Le documentaire du jour: Legacy, notre héritage

Yann Arthus-Bertrand est de retour pour mesurer le prix qu’a coûté notre course à la croissance.

Le documentaire du jour: Legacy, notre héritage
Diffusion le 20 octobre à 20h30 sur RTL-TVI

Photographe de génie, Yann Arthus-Bertrand s’est installé depuis trente ans comme l’une des rock stars du combat écologique. Il traverse le monde pour documenter la beauté du monde et des peuples, capte des peintures naturelles, en mouvement ou immobile. Dans Legacy, il est question d’énergie. Elle transpire de chacun de ses plans et constitue le fil rouge de l’histoire qu’il veut raconter. Comment la nature, les arbres, les animaux et les premiers hommes ont dompté cette énergie pour survivre. Et comment Homo sapiens a dépassé tous ses prédécesseurs pour faire de cette énergie un moyen d’écraser tout ce qui pouvait se mesurer à lui.

Le film est sublime. Yann Arthus-Bertrand est définitivement un faiseur d’images monstrueux. À l’heure du numérique, on en vient même parfois à se demander si ses plans ne viennent pas d’un ordinateur tant ce qui jaillit à l’écran semble parfait. Hypnotisés par la forme, on se laisse entraîner par le fond. Durant une grosse heure et quart, on écoute son monologue. “Il faut avoir le courage de dire la vérité”. Un postulat qu’il défend dans son film, mais aussi en interview. “Quand j’avais 20 ans, je n’avais pas peur de l’avenir. Aujourd’hui, les jeunes ont peur de l’avenir. J’ai envie de leur dire pardon. On ne peut pas leur demander de porter le poids du monde.

Assez intelligemment, il découpe son récit en deux parties. Il rend d’abord compte de toutes ces choses que la croissance a permises. Le recul de la famine, le partage, la collaboration entre les communautés. Et puis, soudain, il en rappelle le prix. “C’est incroyable ce qu’a pu faire l’homme.

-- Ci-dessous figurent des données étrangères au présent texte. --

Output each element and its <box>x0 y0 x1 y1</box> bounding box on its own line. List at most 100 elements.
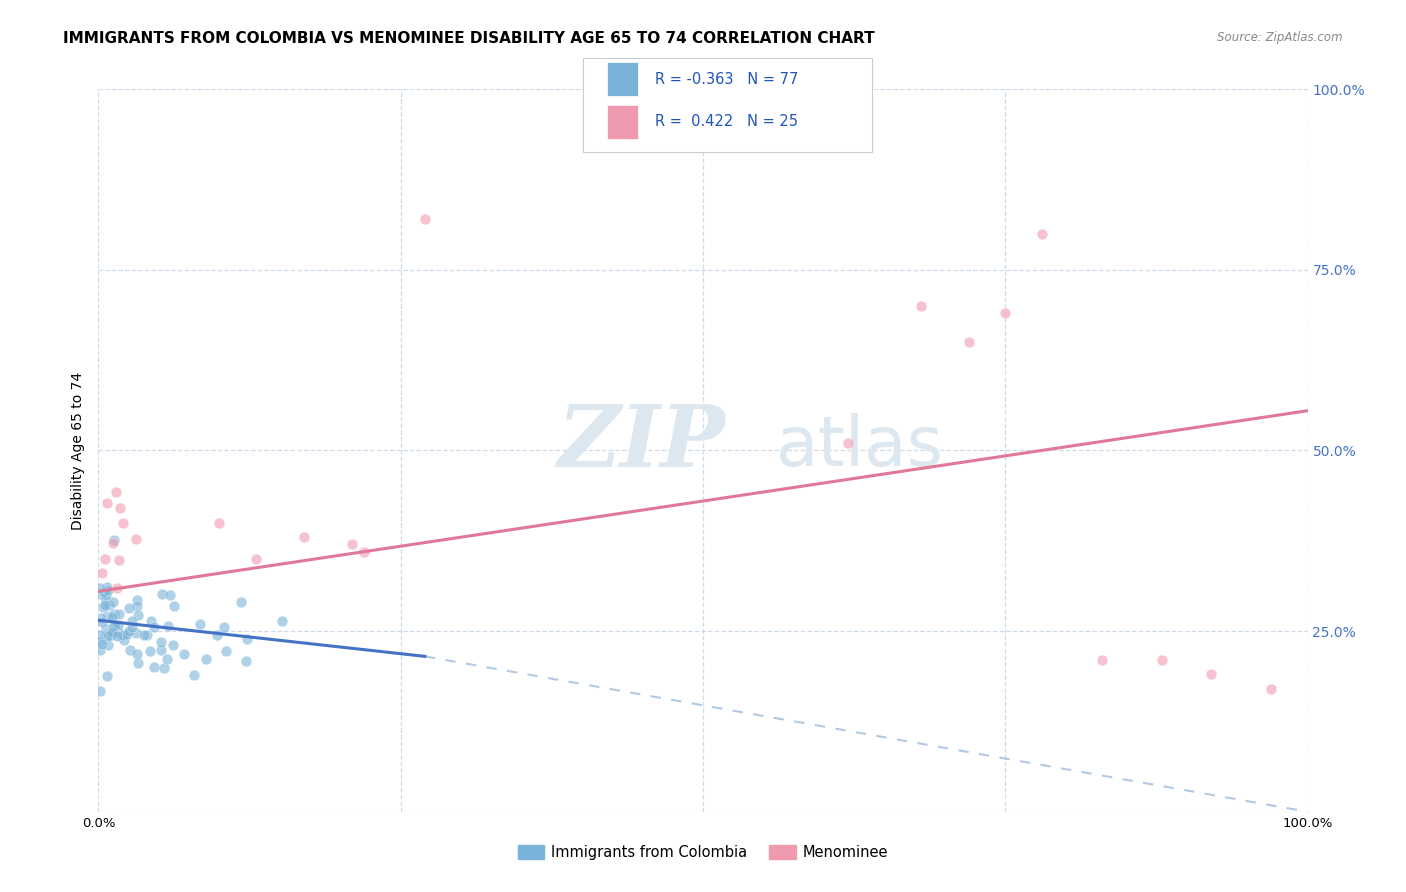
Point <box>108 501 131 516</box>
Point <box>118 600 141 615</box>
Point <box>89 582 111 596</box>
Point <box>97 582 120 597</box>
Point <box>127 599 149 614</box>
Point <box>89 643 111 657</box>
Point <box>105 581 128 595</box>
Text: ZIP: ZIP <box>558 401 725 485</box>
Point <box>195 651 218 665</box>
Point <box>93 585 115 599</box>
Point <box>96 588 118 602</box>
Point <box>235 632 257 646</box>
Point <box>111 628 134 642</box>
Y-axis label: Disability Age 65 to 74: Disability Age 65 to 74 <box>72 371 86 530</box>
Point <box>108 607 131 621</box>
Point <box>292 530 315 544</box>
Point <box>125 625 148 640</box>
Text: R = -0.363   N = 77: R = -0.363 N = 77 <box>655 72 799 87</box>
Point <box>89 633 111 648</box>
Text: atlas: atlas <box>776 413 943 481</box>
Point <box>125 533 148 547</box>
Point <box>229 595 252 609</box>
Point <box>957 334 980 349</box>
Text: Source: ZipAtlas.com: Source: ZipAtlas.com <box>1218 31 1343 45</box>
Point <box>1260 681 1282 696</box>
Point <box>94 622 117 636</box>
Text: R =  0.422   N = 25: R = 0.422 N = 25 <box>655 114 799 129</box>
Point <box>103 607 125 621</box>
Point <box>105 629 128 643</box>
Point <box>90 610 112 624</box>
Point <box>117 627 139 641</box>
Point <box>118 643 141 657</box>
Point <box>96 580 118 594</box>
Text: IMMIGRANTS FROM COLOMBIA VS MENOMINEE DISABILITY AGE 65 TO 74 CORRELATION CHART: IMMIGRANTS FROM COLOMBIA VS MENOMINEE DI… <box>63 31 875 46</box>
Point <box>107 618 129 632</box>
Point <box>100 628 122 642</box>
Point <box>97 598 120 612</box>
Point <box>208 516 231 530</box>
Point <box>270 614 292 628</box>
Legend: Immigrants from Colombia, Menominee: Immigrants from Colombia, Menominee <box>512 839 894 866</box>
Point <box>97 638 120 652</box>
Point <box>235 654 257 668</box>
Point <box>205 628 228 642</box>
Point <box>127 657 149 671</box>
Point <box>1199 667 1222 681</box>
Point <box>157 618 180 632</box>
Point <box>89 628 111 642</box>
Point <box>149 635 172 649</box>
Point <box>96 496 118 510</box>
Point <box>89 684 111 698</box>
Point <box>127 607 149 622</box>
Point <box>173 647 195 661</box>
Point <box>97 629 120 643</box>
Point <box>121 620 143 634</box>
Point <box>101 609 124 624</box>
Point <box>1031 227 1053 241</box>
Point <box>101 620 124 634</box>
Point <box>94 591 117 605</box>
Point <box>136 628 159 642</box>
Point <box>101 595 124 609</box>
Point <box>91 615 114 629</box>
Point <box>96 669 118 683</box>
Point <box>163 599 186 613</box>
Point <box>90 587 112 601</box>
Point <box>353 544 375 558</box>
Point <box>188 617 211 632</box>
Point <box>112 632 135 647</box>
Point <box>93 551 115 566</box>
Point <box>413 212 436 227</box>
Point <box>103 533 125 547</box>
Point <box>139 614 162 628</box>
Point <box>121 615 143 629</box>
Point <box>125 592 148 607</box>
Point <box>1152 653 1174 667</box>
Point <box>107 624 129 638</box>
Point <box>837 436 859 450</box>
Point <box>245 551 267 566</box>
Point <box>96 609 118 624</box>
Point <box>150 587 173 601</box>
Point <box>103 626 125 640</box>
Point <box>150 642 173 657</box>
Point <box>94 628 117 642</box>
Point <box>994 306 1017 320</box>
Point <box>94 598 117 612</box>
Point <box>91 600 114 615</box>
Point <box>910 299 932 313</box>
Point <box>215 644 238 658</box>
Point <box>342 537 364 551</box>
Point <box>91 566 114 581</box>
Point <box>134 628 156 642</box>
Point <box>111 629 134 643</box>
Point <box>104 618 127 632</box>
Point <box>183 667 205 681</box>
Point <box>111 516 134 530</box>
Point <box>108 553 131 567</box>
Point <box>118 624 141 638</box>
Point <box>143 660 166 674</box>
Point <box>1091 653 1114 667</box>
Point <box>152 660 174 674</box>
Point <box>162 638 184 652</box>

Mais en fin de compte, on n’aurait jamais dû découvrir les énergies fossiles…” À la manière de Richard Attenborough, Yann Arthus-Bertrand part de son expérience personnelle et déclame son récit à la première personne. Si cela peut parfois agacer, son histoire est tellement riche que ça fonctionne. Seule réserve, le dernier quart d’heure, lorsqu’il regarde littéralement le spectateur dans les yeux. Pour certains, dont nous, le procédé et le texte qui en découle déforcent un peu la puissance des images. Ce qui n’entame en rien l’aspect pédagogique essentiel du film.